Stocks Crush ‘Year of Bond’ in Biggest Sentiment Shift Since ‘99

All the chatter back in December was that 2023 was to be the “year of the bond.” And for a brief moment or two in the winter, that call — and the economic doom and gloom that underpinned it — looked right.

It is now being overrun, though, by an avalanche of demand for equities that has unleashed a furious rally across the globe and, in a sign the gains are likely far from over, made investors more optimistic about stocks relative to bonds than at any point since SentimenTrader models began comparing them 24 years ago.

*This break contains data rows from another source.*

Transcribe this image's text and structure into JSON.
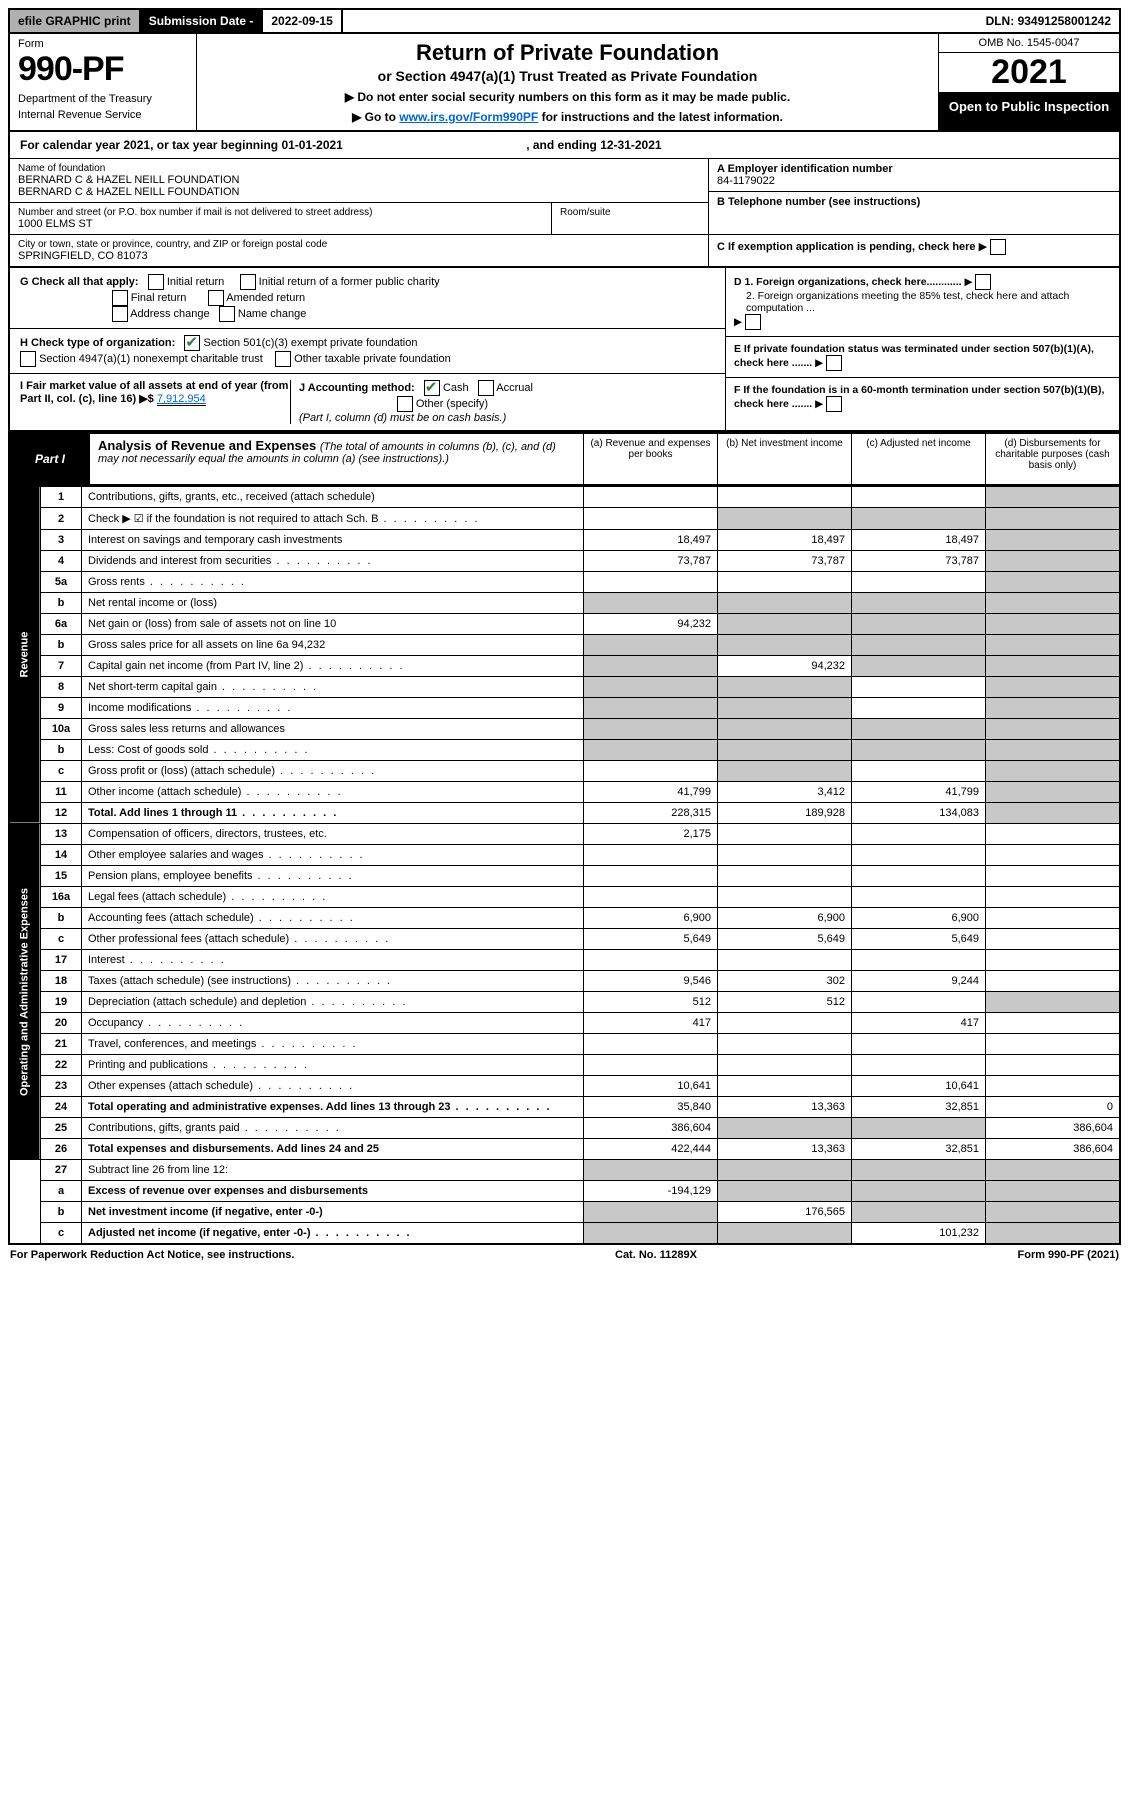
{
  "topbar": {
    "efile": "efile GRAPHIC print",
    "sub_date_label": "Submission Date - ",
    "sub_date": "2022-09-15",
    "dln_label": "DLN: ",
    "dln": "93491258001242"
  },
  "header": {
    "form_label": "Form",
    "form_no": "990-PF",
    "dept": "Department of the Treasury",
    "irs": "Internal Revenue Service",
    "title": "Return of Private Foundation",
    "subtitle": "or Section 4947(a)(1) Trust Treated as Private Foundation",
    "note1": "▶ Do not enter social security numbers on this form as it may be made public.",
    "note2_pre": "▶ Go to ",
    "note2_link": "www.irs.gov/Form990PF",
    "note2_post": " for instructions and the latest information.",
    "omb": "OMB No. 1545-0047",
    "year": "2021",
    "open": "Open to Public Inspection"
  },
  "cal_year": {
    "pre": "For calendar year 2021, or tax year beginning ",
    "begin": "01-01-2021",
    "mid": " , and ending ",
    "end": "12-31-2021"
  },
  "foundation": {
    "name_lbl": "Name of foundation",
    "name1": "BERNARD C & HAZEL NEILL FOUNDATION",
    "name2": "BERNARD C & HAZEL NEILL FOUNDATION",
    "addr_lbl": "Number and street (or P.O. box number if mail is not delivered to street address)",
    "addr": "1000 ELMS ST",
    "room_lbl": "Room/suite",
    "city_lbl": "City or town, state or province, country, and ZIP or foreign postal code",
    "city": "SPRINGFIELD, CO  81073",
    "ein_lbl": "A Employer identification number",
    "ein": "84-1179022",
    "phone_lbl": "B Telephone number (see instructions)",
    "c_lbl": "C If exemption application is pending, check here",
    "d1_lbl": "D 1. Foreign organizations, check here............",
    "d2_lbl": "2. Foreign organizations meeting the 85% test, check here and attach computation ...",
    "e_lbl": "E If private foundation status was terminated under section 507(b)(1)(A), check here .......",
    "f_lbl": "F If the foundation is in a 60-month termination under section 507(b)(1)(B), check here .......",
    "g_lbl": "G Check all that apply:",
    "g_initial": "Initial return",
    "g_initial_former": "Initial return of a former public charity",
    "g_final": "Final return",
    "g_amended": "Amended return",
    "g_addr": "Address change",
    "g_name": "Name change",
    "h_lbl": "H Check type of organization:",
    "h_501": "Section 501(c)(3) exempt private foundation",
    "h_4947": "Section 4947(a)(1) nonexempt charitable trust",
    "h_other": "Other taxable private foundation",
    "i_lbl": "I Fair market value of all assets at end of year (from Part II, col. (c), line 16) ▶$ ",
    "i_val": "7,912,954",
    "j_lbl": "J Accounting method:",
    "j_cash": "Cash",
    "j_accrual": "Accrual",
    "j_other": "Other (specify)",
    "j_note": "(Part I, column (d) must be on cash basis.)"
  },
  "part1": {
    "label": "Part I",
    "title": "Analysis of Revenue and Expenses ",
    "title_note": "(The total of amounts in columns (b), (c), and (d) may not necessarily equal the amounts in column (a) (see instructions).)",
    "col_a": "(a) Revenue and expenses per books",
    "col_b": "(b) Net investment income",
    "col_c": "(c) Adjusted net income",
    "col_d": "(d) Disbursements for charitable purposes (cash basis only)"
  },
  "side_labels": {
    "revenue": "Revenue",
    "expenses": "Operating and Administrative Expenses"
  },
  "rows": [
    {
      "n": "1",
      "d": "Contributions, gifts, grants, etc., received (attach schedule)",
      "a": "",
      "b": "",
      "c": "",
      "ga": false,
      "gb": false,
      "gc": false,
      "gd": true
    },
    {
      "n": "2",
      "d": "Check ▶ ☑ if the foundation is not required to attach Sch. B",
      "a": "",
      "b": "",
      "c": "",
      "ga": false,
      "gb": true,
      "gc": true,
      "gd": true,
      "dots": true
    },
    {
      "n": "3",
      "d": "Interest on savings and temporary cash investments",
      "a": "18,497",
      "b": "18,497",
      "c": "18,497",
      "ga": false,
      "gb": false,
      "gc": false,
      "gd": true
    },
    {
      "n": "4",
      "d": "Dividends and interest from securities",
      "a": "73,787",
      "b": "73,787",
      "c": "73,787",
      "ga": false,
      "gb": false,
      "gc": false,
      "gd": true,
      "dots": true
    },
    {
      "n": "5a",
      "d": "Gross rents",
      "a": "",
      "b": "",
      "c": "",
      "ga": false,
      "gb": false,
      "gc": false,
      "gd": true,
      "dots": true
    },
    {
      "n": "b",
      "d": "Net rental income or (loss)",
      "a": "",
      "b": "",
      "c": "",
      "ga": true,
      "gb": true,
      "gc": true,
      "gd": true
    },
    {
      "n": "6a",
      "d": "Net gain or (loss) from sale of assets not on line 10",
      "a": "94,232",
      "b": "",
      "c": "",
      "ga": false,
      "gb": true,
      "gc": true,
      "gd": true
    },
    {
      "n": "b",
      "d": "Gross sales price for all assets on line 6a  94,232",
      "a": "",
      "b": "",
      "c": "",
      "ga": true,
      "gb": true,
      "gc": true,
      "gd": true
    },
    {
      "n": "7",
      "d": "Capital gain net income (from Part IV, line 2)",
      "a": "",
      "b": "94,232",
      "c": "",
      "ga": true,
      "gb": false,
      "gc": true,
      "gd": true,
      "dots": true
    },
    {
      "n": "8",
      "d": "Net short-term capital gain",
      "a": "",
      "b": "",
      "c": "",
      "ga": true,
      "gb": true,
      "gc": false,
      "gd": true,
      "dots": true
    },
    {
      "n": "9",
      "d": "Income modifications",
      "a": "",
      "b": "",
      "c": "",
      "ga": true,
      "gb": true,
      "gc": false,
      "gd": true,
      "dots": true
    },
    {
      "n": "10a",
      "d": "Gross sales less returns and allowances",
      "a": "",
      "b": "",
      "c": "",
      "ga": true,
      "gb": true,
      "gc": true,
      "gd": true
    },
    {
      "n": "b",
      "d": "Less: Cost of goods sold",
      "a": "",
      "b": "",
      "c": "",
      "ga": true,
      "gb": true,
      "gc": true,
      "gd": true,
      "dots": true
    },
    {
      "n": "c",
      "d": "Gross profit or (loss) (attach schedule)",
      "a": "",
      "b": "",
      "c": "",
      "ga": false,
      "gb": true,
      "gc": false,
      "gd": true,
      "dots": true
    },
    {
      "n": "11",
      "d": "Other income (attach schedule)",
      "a": "41,799",
      "b": "3,412",
      "c": "41,799",
      "ga": false,
      "gb": false,
      "gc": false,
      "gd": true,
      "dots": true
    },
    {
      "n": "12",
      "d": "Total. Add lines 1 through 11",
      "a": "228,315",
      "b": "189,928",
      "c": "134,083",
      "ga": false,
      "gb": false,
      "gc": false,
      "gd": true,
      "bold": true,
      "dots": true
    }
  ],
  "exp_rows": [
    {
      "n": "13",
      "d": "Compensation of officers, directors, trustees, etc.",
      "a": "2,175",
      "b": "",
      "c": "",
      "dv": ""
    },
    {
      "n": "14",
      "d": "Other employee salaries and wages",
      "a": "",
      "b": "",
      "c": "",
      "dv": "",
      "dots": true
    },
    {
      "n": "15",
      "d": "Pension plans, employee benefits",
      "a": "",
      "b": "",
      "c": "",
      "dv": "",
      "dots": true
    },
    {
      "n": "16a",
      "d": "Legal fees (attach schedule)",
      "a": "",
      "b": "",
      "c": "",
      "dv": "",
      "dots": true
    },
    {
      "n": "b",
      "d": "Accounting fees (attach schedule)",
      "a": "6,900",
      "b": "6,900",
      "c": "6,900",
      "dv": "",
      "dots": true
    },
    {
      "n": "c",
      "d": "Other professional fees (attach schedule)",
      "a": "5,649",
      "b": "5,649",
      "c": "5,649",
      "dv": "",
      "dots": true
    },
    {
      "n": "17",
      "d": "Interest",
      "a": "",
      "b": "",
      "c": "",
      "dv": "",
      "dots": true
    },
    {
      "n": "18",
      "d": "Taxes (attach schedule) (see instructions)",
      "a": "9,546",
      "b": "302",
      "c": "9,244",
      "dv": "",
      "dots": true
    },
    {
      "n": "19",
      "d": "Depreciation (attach schedule) and depletion",
      "a": "512",
      "b": "512",
      "c": "",
      "dv": "",
      "gd": true,
      "dots": true
    },
    {
      "n": "20",
      "d": "Occupancy",
      "a": "417",
      "b": "",
      "c": "417",
      "dv": "",
      "dots": true
    },
    {
      "n": "21",
      "d": "Travel, conferences, and meetings",
      "a": "",
      "b": "",
      "c": "",
      "dv": "",
      "dots": true
    },
    {
      "n": "22",
      "d": "Printing and publications",
      "a": "",
      "b": "",
      "c": "",
      "dv": "",
      "dots": true
    },
    {
      "n": "23",
      "d": "Other expenses (attach schedule)",
      "a": "10,641",
      "b": "",
      "c": "10,641",
      "dv": "",
      "dots": true
    },
    {
      "n": "24",
      "d": "Total operating and administrative expenses. Add lines 13 through 23",
      "a": "35,840",
      "b": "13,363",
      "c": "32,851",
      "dv": "0",
      "bold": true,
      "dots": true
    },
    {
      "n": "25",
      "d": "Contributions, gifts, grants paid",
      "a": "386,604",
      "b": "",
      "c": "",
      "dv": "386,604",
      "gb": true,
      "gc": true,
      "dots": true
    },
    {
      "n": "26",
      "d": "Total expenses and disbursements. Add lines 24 and 25",
      "a": "422,444",
      "b": "13,363",
      "c": "32,851",
      "dv": "386,604",
      "bold": true
    }
  ],
  "bottom_rows": [
    {
      "n": "27",
      "d": "Subtract line 26 from line 12:",
      "a": "",
      "b": "",
      "c": "",
      "dv": "",
      "ga": true,
      "gb": true,
      "gc": true,
      "gd": true
    },
    {
      "n": "a",
      "d": "Excess of revenue over expenses and disbursements",
      "a": "-194,129",
      "b": "",
      "c": "",
      "dv": "",
      "gb": true,
      "gc": true,
      "gd": true,
      "bold": true
    },
    {
      "n": "b",
      "d": "Net investment income (if negative, enter -0-)",
      "a": "",
      "b": "176,565",
      "c": "",
      "dv": "",
      "ga": true,
      "gc": true,
      "gd": true,
      "bold": true
    },
    {
      "n": "c",
      "d": "Adjusted net income (if negative, enter -0-)",
      "a": "",
      "b": "",
      "c": "101,232",
      "dv": "",
      "ga": true,
      "gb": true,
      "gd": true,
      "bold": true,
      "dots": true
    }
  ],
  "footer": {
    "left": "For Paperwork Reduction Act Notice, see instructions.",
    "mid": "Cat. No. 11289X",
    "right": "Form 990-PF (2021)"
  },
  "colors": {
    "black": "#000000",
    "grey": "#c8c8c8",
    "btn_grey": "#b0b0b0",
    "link": "#0066cc",
    "check_green": "#2e7d32"
  }
}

“As sentiment, technicals, and risk of the recession got pushed further out we moved from being underweight stocks to overweight,” said Nathan Thooft, global head of asset allocation at Manulife Asset Management in Boston, who reduced his credit exposure in favor of an equity overweight.

2023 had all the makings of a breakout year for fixed income. The end of aggressive Federal Reserve rate hikes and a pivot to easier policy should have set up a rally in bonds and made them an insurance policy against a growth downturn.

Instead, the economy seems to have pulled off a rare feat: inflation has slowed while new jobs are being created. Growth keeps accelerating and even staff at the US central bank are no longer forecasting a recession. The Fed is still raising rates — though it may have just completed its last increase this week — and bonds aren’t living up to their billing as a safety valve.